L'article 5 de la proposition « Godefroy » et les articles 3 des deux autres propositions prévoient une clause de conscience pour les médecins ainsi que les autres professionnels de santé qui ne souhaitent pas pratiquer l'assistance pour mourir. Elle est conçue sur le modèle de la clause de conscience en matière d'interruption volontaire de grossesse (article L. 2212-8 du code de la santé publique) et prévoit qu'un médecin qui refuse de pratiquer l'assistance doit orienter le demandeur vers un confrère susceptible de l'aider.
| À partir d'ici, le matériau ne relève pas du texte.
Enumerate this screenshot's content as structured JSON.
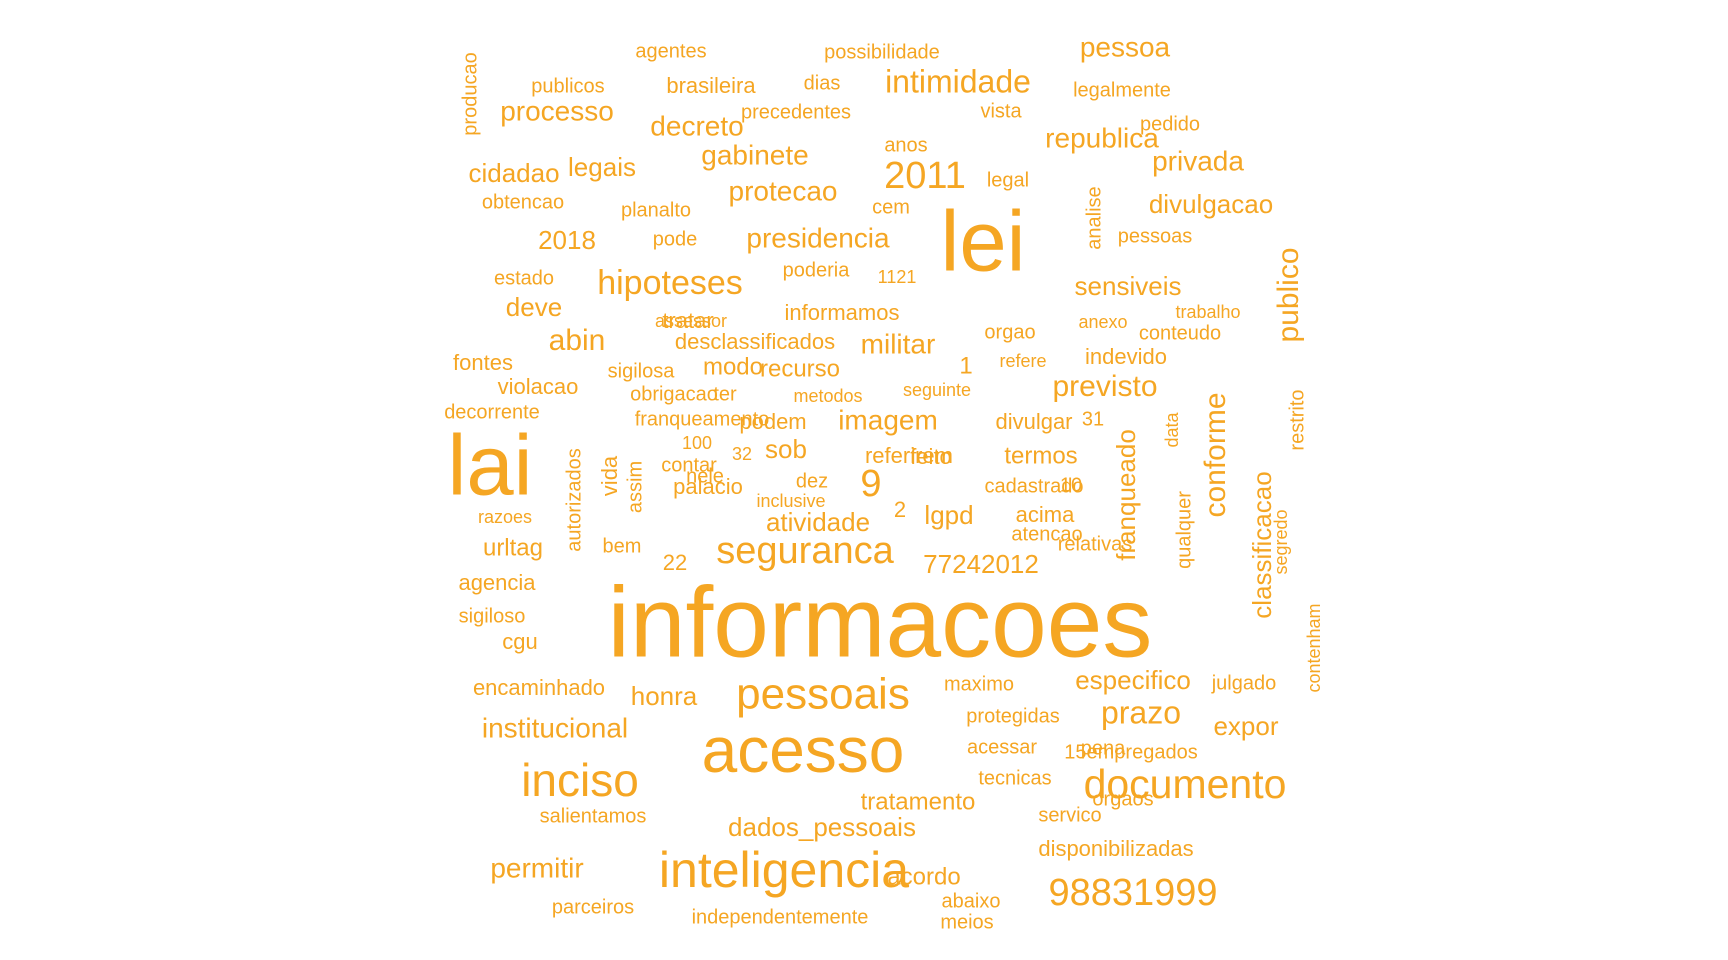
{
  "colors": {
    "word": "#F5A623",
    "background": "#FFFFFF"
  },
  "words": [
    "informacoes",
    "lei",
    "lai",
    "acesso",
    "inteligencia",
    "pessoais",
    "documento",
    "inciso",
    "seguranca",
    "98831999",
    "2011",
    "9",
    "hipoteses",
    "intimidade",
    "presidencia",
    "protecao",
    "gabinete",
    "decreto",
    "processo",
    "republica",
    "abin",
    "pessoa",
    "privada",
    "previsto",
    "conforme",
    "publico",
    "prazo",
    "institucional",
    "permitir",
    "dados_pessoais",
    "imagem",
    "militar",
    "divulgacao",
    "sensiveis",
    "cidadao",
    "legais",
    "2018",
    "deve",
    "lgpd",
    "77242012",
    "classificacao",
    "franqueado",
    "expor",
    "especifico",
    "honra",
    "atividade",
    "sob",
    "urltag",
    "acordo",
    "tratamento",
    "recurso",
    "modo",
    "termos",
    "indevido",
    "acima",
    "vida",
    "agentes",
    "possibilidade",
    "brasileira",
    "publicos",
    "dias",
    "legalmente",
    "precedentes",
    "vista",
    "anos",
    "pedido",
    "producao",
    "legal",
    "obtencao",
    "planalto",
    "cem",
    "analise",
    "pessoas",
    "pode",
    "estado",
    "poderia",
    "1121",
    "informamos",
    "trabalho",
    "assessor",
    "tratar",
    "orgao",
    "anexo",
    "conteudo",
    "desclassificados",
    "fontes",
    "1",
    "refere",
    "violacao",
    "sigilosa",
    "obrigacao",
    "ter",
    "metodos",
    "seguinte",
    "decorrente",
    "franqueamento",
    "podem",
    "divulgar",
    "31",
    "restrito",
    "data",
    "100",
    "contar",
    "32",
    "referirem",
    "feito",
    "palacio",
    "nele",
    "dez",
    "cadastrado",
    "10",
    "autorizados",
    "assim",
    "qualquer",
    "razoes",
    "inclusive",
    "2",
    "relativas",
    "bem",
    "atencao",
    "22",
    "segredo",
    "agencia",
    "sigiloso",
    "cgu",
    "contenham",
    "encaminhado",
    "maximo",
    "julgado",
    "protegidas",
    "acessar",
    "pena",
    "tecnicas",
    "15empregados",
    "salientamos",
    "orgaos",
    "servico",
    "disponibilizadas",
    "parceiros",
    "independentemente",
    "abaixo",
    "meios"
  ]
}
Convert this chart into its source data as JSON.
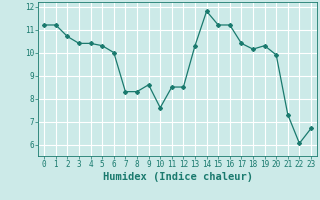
{
  "x": [
    0,
    1,
    2,
    3,
    4,
    5,
    6,
    7,
    8,
    9,
    10,
    11,
    12,
    13,
    14,
    15,
    16,
    17,
    18,
    19,
    20,
    21,
    22,
    23
  ],
  "y": [
    11.2,
    11.2,
    10.7,
    10.4,
    10.4,
    10.3,
    10.0,
    8.3,
    8.3,
    8.6,
    7.6,
    8.5,
    8.5,
    10.3,
    11.8,
    11.2,
    11.2,
    10.4,
    10.15,
    10.3,
    9.9,
    7.3,
    6.05,
    6.7
  ],
  "line_color": "#1a7a6e",
  "marker": "D",
  "marker_size": 2.0,
  "bg_color": "#cceae8",
  "grid_color": "#ffffff",
  "xlabel": "Humidex (Indice chaleur)",
  "ylim": [
    5.5,
    12.2
  ],
  "xlim": [
    -0.5,
    23.5
  ],
  "yticks": [
    6,
    7,
    8,
    9,
    10,
    11,
    12
  ],
  "xticks": [
    0,
    1,
    2,
    3,
    4,
    5,
    6,
    7,
    8,
    9,
    10,
    11,
    12,
    13,
    14,
    15,
    16,
    17,
    18,
    19,
    20,
    21,
    22,
    23
  ],
  "tick_color": "#1a7a6e",
  "label_color": "#1a7a6e",
  "label_fontsize": 7.5,
  "tick_fontsize": 5.5
}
Enfin, la proposition de loi « Godefroy » comporte deux dispositions complémentaires dans ses articles 6 et 7 : le premier complète l'article L. 1112-4 du code de la santé publique relatif à la formation aux soins palliatifs pour prévoir la mise en place d'une formation à l'assistance pour mourir ; le second gage les dépenses éventuelles résultant du texte.
II - La position du rapporteur
Votre rapporteur estime nécessaire la mise en place d'un système de contrôle régional et national afin de garantir le respect des dispositions de la loi de manière rapide et proche des réalités locales. De même, la possibilité pour les professionnels de santé de refuser de participer à l'assistance pour mourir permet à la fois le respect de leurs convictions et la garantie que ceux qui apporteront leur aide le feront de manière à respecter pleinement la volonté du malade. Pour les professionnels de santé qui accepteront de participer, une formation telle que la prévoit l'article 6 de la proposition de loi « Godefroy » apparaît également nécessaire.
A l'inverse, le gage contenu dans l'article 7 de cette proposition de loi n'est juridiquement pas nécessaire dès lors qu'il ne vise pas à compenser une réduction de ressources. Votre rapporteur propose donc sa suppression.
III - La position de la commission
Sur la base des propositions ainsi décrites de son rapporteur, la commission a adopté les articles 5, 6 et 7 de la proposition de loi qu'elle soumet à l'examen du Sénat.
*
* *
Réunie le 18 janvier 2011, sous la présidence de Muguette Dini, présidente, la commission a adopté l'ensemble du texte de la proposition de loi ainsi rédigé.
* 9 Huit articles pour la proposition de loi n° 65 (Alain Fouché, UMP), sept pour la proposition de loi n° 659 (Jean-Pierre Godefroy et plusieurs sénateurs socialistes) et six pour la proposition de loi n° 31 (Guy Fischer, François Autain et plusieurs sénateurs CRC-SPG).
* 10 Loi n° 2002-30.
* 11 Cf. infra le compte rendu de son audition.
* 12 Loi n° 2004-810.
* 13 Loi portant réforme de l'hôpital et relative aux patients, à la santé et aux territoires n° 2009-879.